Botswana Predator Conservation’s BioBoundary Project is developing new ways of

mitigating human-predator conflict, by using artificial equivalents of the predators’

chemical signals to keep them away from livestock, or safely inside protected wildlife

areas https://www.bpctrust.org/project/bio-boundary-project/ .

To produce artificial chemical signals, we need to know the composition of the real

ones, and which of the hundreds of compounds that make up mammal odours are

actually sending the messages we need to replicate,

GC-MS analysis very quickly yields long lists of components, but no hint as to which of

them are biologically relevant. Taking a reverse engineering approach and looking for

compounds that fit the specifications for a long-lasting, stable signal can provide some

clues; for example, two sets of lactone stereoisomers in African wild dog urine would fit

the design criteria for a stable, long-lived multi-component chemical signal.
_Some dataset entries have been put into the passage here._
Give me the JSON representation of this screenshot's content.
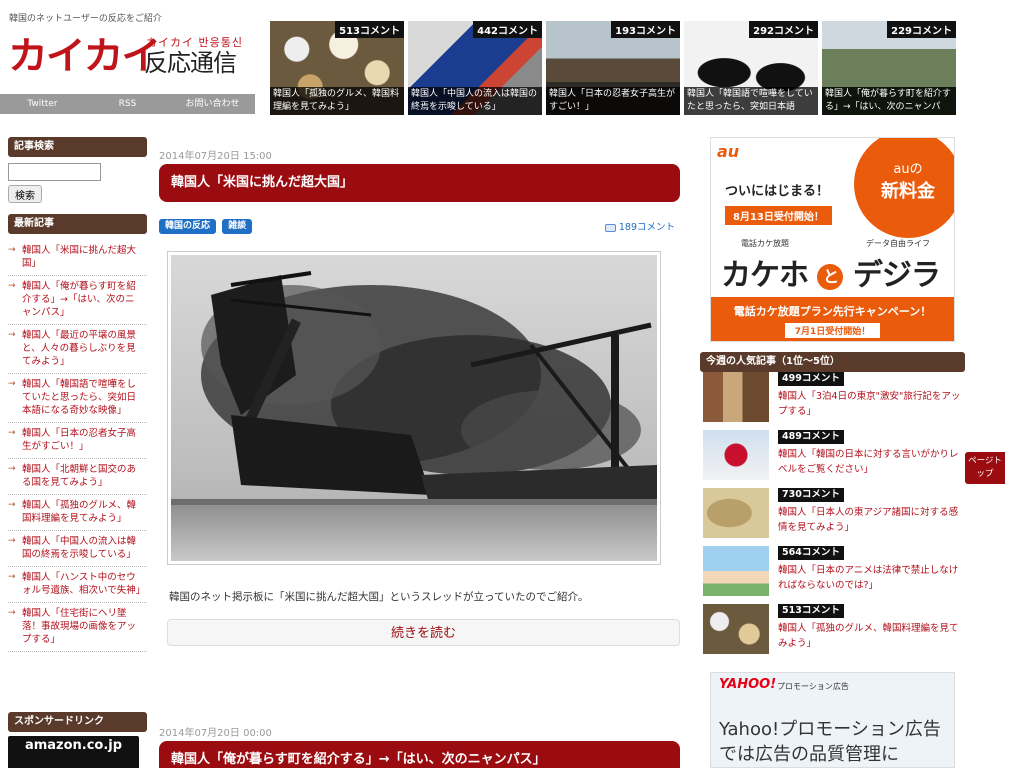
{
  "site": {
    "tagline": "韓国のネットユーザーの反応をご紹介",
    "logo_main": "カイカイ",
    "logo_kana_hangul": "カイカイ 반응통신",
    "logo_sub": "反応通信"
  },
  "topnav": [
    "Twitter",
    "RSS",
    "お問い合わせ"
  ],
  "thumbs": [
    {
      "count": "513コメント",
      "caption": "韓国人「孤独のグルメ、韓国料理編を見てみよう」"
    },
    {
      "count": "442コメント",
      "caption": "韓国人「中国人の流入は韓国の終焉を示唆している」"
    },
    {
      "count": "193コメント",
      "caption": "韓国人「日本の忍者女子高生がすごい！」"
    },
    {
      "count": "292コメント",
      "caption": "韓国人「韓国語で喧嘩をしていたと思ったら、突如日本語"
    },
    {
      "count": "229コメント",
      "caption": "韓国人「俺が暮らす町を紹介する」→「はい、次のニャンパ"
    }
  ],
  "sidebar": {
    "search_head": "記事検索",
    "search_button": "検索",
    "latest_head": "最新記事",
    "latest": [
      "韓国人「米国に挑んだ超大国」",
      "韓国人「俺が暮らす町を紹介する」→「はい、次のニャンパス」",
      "韓国人「最近の平壌の風景と、人々の暮らしぶりを見てみよう」",
      "韓国人「韓国語で喧嘩をしていたと思ったら、突如日本語になる奇妙な映像」",
      "韓国人「日本の忍者女子高生がすごい！」",
      "韓国人「北朝鮮と国交のある国を見てみよう」",
      "韓国人「孤独のグルメ、韓国料理編を見てみよう」",
      "韓国人「中国人の流入は韓国の終焉を示唆している」",
      "韓国人「ハンスト中のセウォル号遺族、相次いで失神」",
      "韓国人「住宅街にヘリ墜落！事故現場の画像をアップする」"
    ],
    "sponsor_head": "スポンサードリンク",
    "amazon": "amazon.co.jp"
  },
  "posts": [
    {
      "date": "2014年07月20日 15:00",
      "title": "韓国人「米国に挑んだ超大国」",
      "tags": [
        "韓国の反応",
        "雑談"
      ],
      "comments": "189コメント",
      "excerpt": "韓国のネット掲示板に「米国に挑んだ超大国」というスレッドが立っていたのでご紹介。",
      "more": "続きを読む"
    },
    {
      "date": "2014年07月20日 00:00",
      "title": "韓国人「俺が暮らす町を紹介する」→「はい、次のニャンパス」"
    }
  ],
  "ad_au": {
    "brand": "au",
    "burst_small": "auの",
    "burst_big": "新料金",
    "line1": "ついにはじまる！",
    "line2": "8月13日受付開始！",
    "tag_left": "電話カケ放題",
    "tag_right": "データ自由ライフ",
    "big_left": "カケホ",
    "big_mid": "と",
    "big_right": "デジラ",
    "foot1": "電話カケ放題プラン先行キャンペーン！",
    "foot2": "7月1日受付開始！"
  },
  "popular": {
    "head": "今週の人気記事（1位〜5位）",
    "items": [
      {
        "count": "499コメント",
        "title": "韓国人「3泊4日の東京\"激安\"旅行記をアップする」"
      },
      {
        "count": "489コメント",
        "title": "韓国人「韓国の日本に対する言いがかりレベルをご覧ください」"
      },
      {
        "count": "730コメント",
        "title": "韓国人「日本人の東アジア諸国に対する感情を見てみよう」"
      },
      {
        "count": "564コメント",
        "title": "韓国人「日本のアニメは法律で禁止しなければならないのでは?」"
      },
      {
        "count": "513コメント",
        "title": "韓国人「孤独のグルメ、韓国料理編を見てみよう」"
      }
    ]
  },
  "ad_yahoo": {
    "logo": "YAHOO!",
    "label": "プロモーション広告",
    "text": "Yahoo!プロモーション広告では広告の品質管理に"
  },
  "pagetop": "ページトップ"
}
Another approach is to compare materials that send chemical signals with those that

do not – but that depends on a detailed understanding of what is a scent mark and

what isn’t. The discovery in 2015 that African wild dogs communicate with their

neighbours by scent marking at specific repeatedly-used sites was a breakthrough in

our understanding of what qualified as a wild dog scent mark. However, it meant that

our previous analyses of faeces and urine collected without reference to locality – and

so, as far as we can tell with hindsight, mostly not from marking sites and not containing

messenger compounds, all need to be done again with samples collected specifically

form marking sites.

The third approach is to test scent components individually or in simple mixtures to see

what the animals respond to. That needs animals and the chemical signals to defy the

orthodox view that mammal chemical signals are all complex mixtures, and that is

exactly what we see; using a combination of controlled release odour dispensers and

camera trapping we record single components and simple mixtures eliciting the intense

sniffing and scent marking which would be expected in response to natural scent

marks. Some of them also repel predators, including leopards, spotted hyaenas, blackbacked

jackals and caracals, which are the four most serious livestock killers. These

repellent effects will allow us to mitigate human-predator conflict by keeping predators

away from livestock with chemical “no trespassing” signs.